Question

A wooden box weighing 150 N is sliding at a constant rate over a concrete sidewalk. The force required to pull the box at a steady rate is 78 N. What is the coefficient of friction?

1.9
228
72
0.52

Answer 1

78 also then equals the force of friction (steady rate, so sum of F = 0) Ffr = mu*Fn. Normal force = weight for this box = 150. mu = 78/150 = 0.52

Answer 2

0.52

Step-by-step explanation:

The box is moving at constant velocity along the horizontal direction: this means that its acceleration is zero. According to Newton's second law:

`F_(net)=ma=0`

where
`F_(net)` is the net force acting on the object, m its mass, and a its acceleration, since the acceleration is zero, then the net force must be zero as well.

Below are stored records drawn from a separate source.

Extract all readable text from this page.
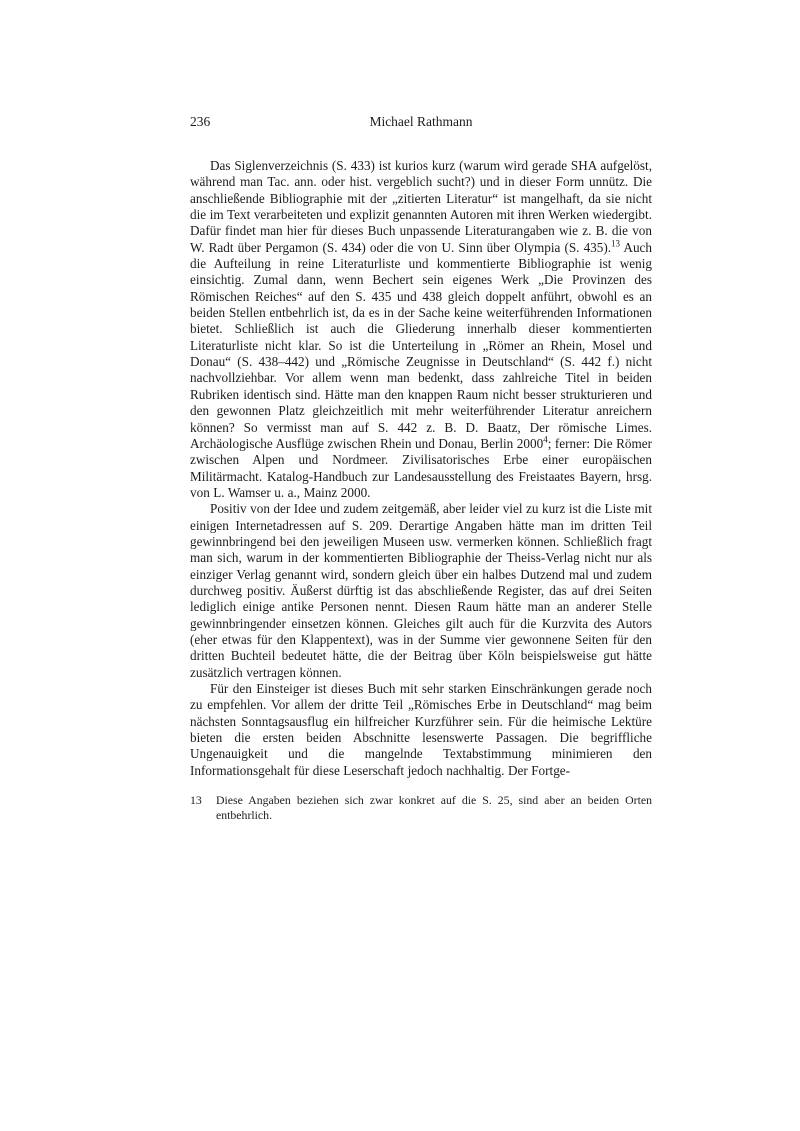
236	Michael Rathmann

Das Siglenverzeichnis (S. 433) ist kurios kurz (warum wird gerade SHA aufgelöst, während man Tac. ann. oder hist. vergeblich sucht?) und in dieser Form unnütz. Die anschließende Bibliographie mit der „zitierten Literatur“ ist mangelhaft, da sie nicht die im Text verarbeiteten und explizit genannten Autoren mit ihren Werken wiedergibt. Dafür findet man hier für dieses Buch unpassende Literaturangaben wie z. B. die von W. Radt über Pergamon (S. 434) oder die von U. Sinn über Olympia (S. 435).$^{13}$ Auch die Aufteilung in reine Literaturliste und kommentierte Bibliographie ist wenig einsichtig. Zumal dann, wenn Bechert sein eigenes Werk „Die Provinzen des Römischen Reiches“ auf den S. 435 und 438 gleich doppelt anführt, obwohl es an beiden Stellen entbehrlich ist, da es in der Sache keine weiterführenden Informationen bietet. Schließlich ist auch die Gliederung innerhalb dieser kommentierten Literaturliste nicht klar. So ist die Unterteilung in „Römer an Rhein, Mosel und Donau“ (S. 438–442) und „Römische Zeugnisse in Deutschland“ (S. 442 f.) nicht nachvollziehbar. Vor allem wenn man bedenkt, dass zahlreiche Titel in beiden Rubriken identisch sind. Hätte man den knappen Raum nicht besser strukturieren und den gewonnen Platz gleichzeitlich mit mehr weiterführender Literatur anreichern können? So vermisst man auf S. 442 z. B. D. Baatz, Der römische Limes. Archäologische Ausflüge zwischen Rhein und Donau, Berlin 2000$^4$; ferner: Die Römer zwischen Alpen und Nordmeer. Zivilisatorisches Erbe einer europäischen Militärmacht. Katalog-Handbuch zur Landesausstellung des Freistaates Bayern, hrsg. von L. Wamser u. a., Mainz 2000.

Positiv von der Idee und zudem zeitgemäß, aber leider viel zu kurz ist die Liste mit einigen Internetadressen auf S. 209. Derartige Angaben hätte man im dritten Teil gewinnbringend bei den jeweiligen Museen usw. vermerken können. Schließlich fragt man sich, warum in der kommentierten Bibliographie der Theiss-Verlag nicht nur als einziger Verlag genannt wird, sondern gleich über ein halbes Dutzend mal und zudem durchweg positiv. Äußerst dürftig ist das abschließende Register, das auf drei Seiten lediglich einige antike Personen nennt. Diesen Raum hätte man an anderer Stelle gewinnbringender einsetzen können. Gleiches gilt auch für die Kurzvita des Autors (eher etwas für den Klappentext), was in der Summe vier gewonnene Seiten für den dritten Buchteil bedeutet hätte, die der Beitrag über Köln beispielsweise gut hätte zusätzlich vertragen können.

Für den Einsteiger ist dieses Buch mit sehr starken Einschränkungen gerade noch zu empfehlen. Vor allem der dritte Teil „Römisches Erbe in Deutschland“ mag beim nächsten Sonntagsausflug ein hilfreicher Kurzführer sein. Für die heimische Lektüre bieten die ersten beiden Abschnitte lesenswerte Passagen. Die begriffliche Ungenauigkeit und die mangelnde Textabstimmung minimieren den Informationsgehalt für diese Leserschaft jedoch nachhaltig. Der Fortge-

13	Diese Angaben beziehen sich zwar konkret auf die S. 25, sind aber an beiden Orten entbehrlich.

There are in total 4 forces acting on the box:

- along the vertical direction: the weight of the box (downward), given by
`W=150 N`, and the normal reaction of the floor on the box (upward),
`N`

- along the horizontal direction: the force that pulls the box,
`F=78 N`, and the frictional force, which is given by
`\mu N`, in the opposite direction

Since the net force is zero, the resultant on each direction must be zero. In the vertical direction we have:

`W-N=0\\N=W=150 N`

While in the horizontal direction we have

`F-\mu N=0\\\mu=(F)/(N)=(78 N)/(150 N)=0.52`

So, the coefficient of friction is 0.52.